Last week I attended a meeting of former Executive Directors of Ontario child welfare agencies who are now retired. Charmed by the meeting site in beautiful Stratford Ontario — home of the Stratford Shakespearean Festival Theatre and one of the most enchanting small cities in Ontario — as well as knowing that the organizer was someone whose career was widely respected, and knowing that I would see many former colleagues, I attended. The festivities included several lively and noisy meals accompanied by good libations, a topical presentation, a game of golf or a theatre outing, and a short business meeting. Copious amounts of laughter accompanied each activity. The most important aspect of the two-day meeting was the opportunity to catch up with the post retirement life events of many former colleagues. Relationships that began professionally over shared career experiences now continue as friendships.
Many people brought their spouses/partners to the meeting and all participated in the events. Given the nature and intensity of the pre-retirement work as leaders of large child welfare agencies, the spouses and partners had already shared so many of the ups and downs of a career regardless of who went to the office so it seemed natural to include them. Of course, retirement also means that couples can enjoy more time together and it was great to enlarge the circle.
This meeting made me consider the benefits of keeping in touch — after retirement –with people with whom I had worked closely for many years. It reinforced the need to nurture these relationships as part of a purposeful, effective and self-determined retirement.
Benefits of Keeping in Touch
- While professional networks are strong, friendship is stronger. As I looked around the room and participated, I realized that what began as a professional network has evolved into a social network that is bound together in shared experiences. Nobody needed to attend; no travel was supported by an expense account; attendance was completely voluntary — a personal decision to attend a reunion and reinforce friendship.
- The participants had all made personal changes in retirement. People remained engaged with life and used their retirement for writing (books, blogs, memoirs, business and professional articles), for travel to exotic places (Africa, India, Thailand, China), for pursuing new types of employment, and for new hobbies such as learning to make maple syrup. Some had traded Canadian winters for retreats in Southern climates. People re-connected with long-forgotten activities, used time to renovate homes, volunteered time in their churches or service clubs. Two were involved as care-givers to spouses with chronic illnesses or with grand children; they did this with a sense of purpose and a joy in the benefits of caring for another. They had transformed knowledge previously used for career-related goals to reach personal goals.

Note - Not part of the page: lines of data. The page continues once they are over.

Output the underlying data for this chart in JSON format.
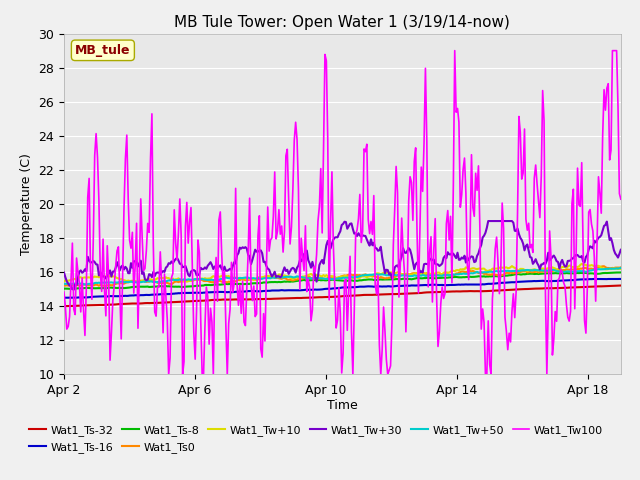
{
  "title": "MB Tule Tower: Open Water 1 (3/19/14-now)",
  "xlabel": "Time",
  "ylabel": "Temperature (C)",
  "xlim": [
    0,
    17
  ],
  "ylim": [
    10,
    30
  ],
  "yticks": [
    10,
    12,
    14,
    16,
    18,
    20,
    22,
    24,
    26,
    28,
    30
  ],
  "xtick_labels": [
    "Apr 2",
    "Apr 6",
    "Apr 10",
    "Apr 14",
    "Apr 18"
  ],
  "xtick_positions": [
    0,
    4,
    8,
    12,
    16
  ],
  "fig_bg": "#f0f0f0",
  "plot_bg": "#e8e8e8",
  "grid_color": "#ffffff",
  "legend_label": "MB_tule",
  "series": {
    "Wat1_Ts-32": {
      "color": "#cc0000",
      "lw": 1.5
    },
    "Wat1_Ts-16": {
      "color": "#0000cc",
      "lw": 1.5
    },
    "Wat1_Ts-8": {
      "color": "#00bb00",
      "lw": 1.5
    },
    "Wat1_Ts0": {
      "color": "#ff8800",
      "lw": 1.5
    },
    "Wat1_Tw+10": {
      "color": "#dddd00",
      "lw": 1.5
    },
    "Wat1_Tw+30": {
      "color": "#7700cc",
      "lw": 1.5
    },
    "Wat1_Tw+50": {
      "color": "#00cccc",
      "lw": 1.5
    },
    "Wat1_Tw100": {
      "color": "#ff00ff",
      "lw": 1.2
    }
  },
  "title_fontsize": 11,
  "tick_fontsize": 9,
  "label_fontsize": 9,
  "legend_fontsize": 8
}
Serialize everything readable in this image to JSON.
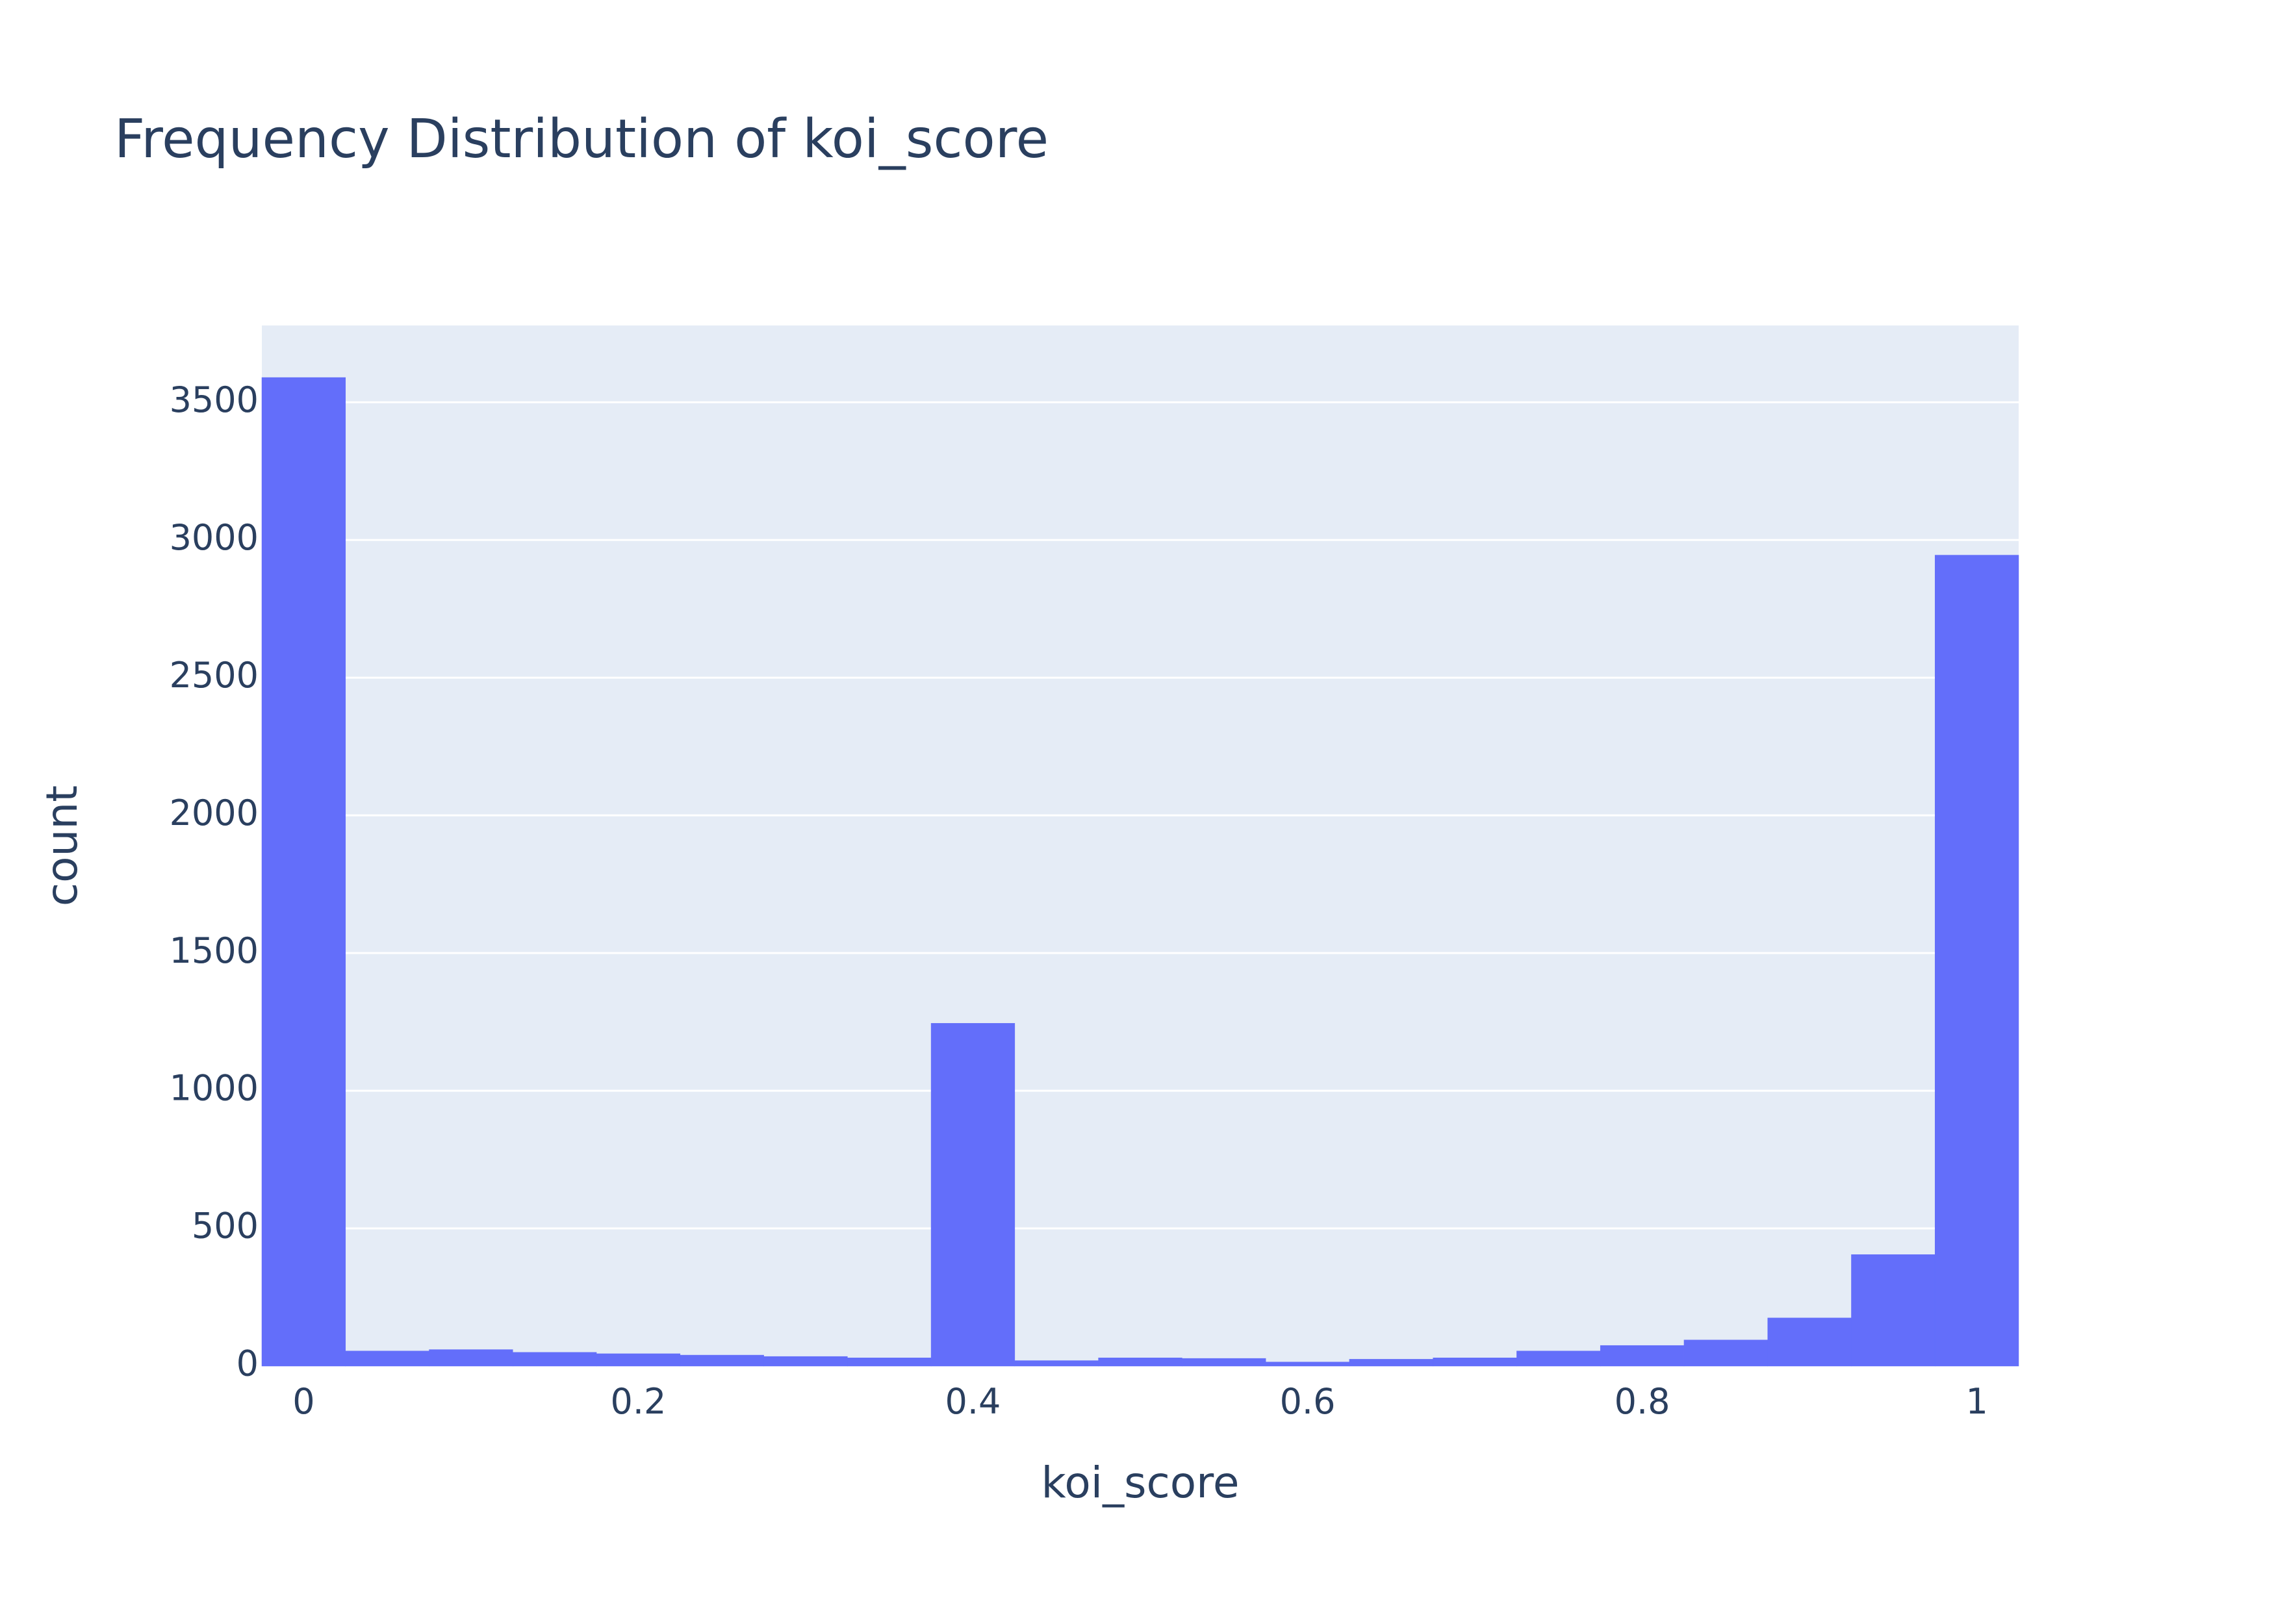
{
  "chart_data": {
    "type": "bar",
    "title": "Frequency Distribution of koi_score",
    "xlabel": "koi_score",
    "ylabel": "count",
    "bin_width": 0.05,
    "bins_start": [
      0,
      0.05,
      0.1,
      0.15,
      0.2,
      0.25,
      0.3,
      0.35,
      0.4,
      0.45,
      0.5,
      0.55,
      0.6,
      0.65,
      0.7,
      0.75,
      0.8,
      0.85,
      0.9,
      0.95,
      1.0
    ],
    "values": [
      3590,
      55,
      60,
      50,
      45,
      40,
      35,
      30,
      1245,
      20,
      30,
      28,
      15,
      25,
      30,
      55,
      75,
      95,
      175,
      405,
      2945
    ],
    "xlim": [
      -0.025,
      1.025
    ],
    "ylim": [
      0,
      3779
    ],
    "x_ticks": [
      "0",
      "0.2",
      "0.4",
      "0.6",
      "0.8",
      "1"
    ],
    "x_tick_values": [
      0,
      0.2,
      0.4,
      0.6,
      0.8,
      1
    ],
    "y_ticks": [
      "0",
      "500",
      "1000",
      "1500",
      "2000",
      "2500",
      "3000",
      "3500"
    ],
    "y_tick_values": [
      0,
      500,
      1000,
      1500,
      2000,
      2500,
      3000,
      3500
    ],
    "grid": true,
    "colors": {
      "bar": "#636efa",
      "plot_bg": "#e5ecf6",
      "grid": "#ffffff",
      "text": "#2a3f5f"
    }
  }
}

- Attending this annual meeting allowed for continuation of shared experiences. Whether it was the competitiveness of another golf game, or attending a theatre performance with friends, or simply sharing meals together, the fun experiences reinforced and strengthened existing bonds and deepened relationships. Impromptu conversations, spontaneous laughter and opportunities to exchange confidences occurred, each serving to support the friendships among members of this group of retirees.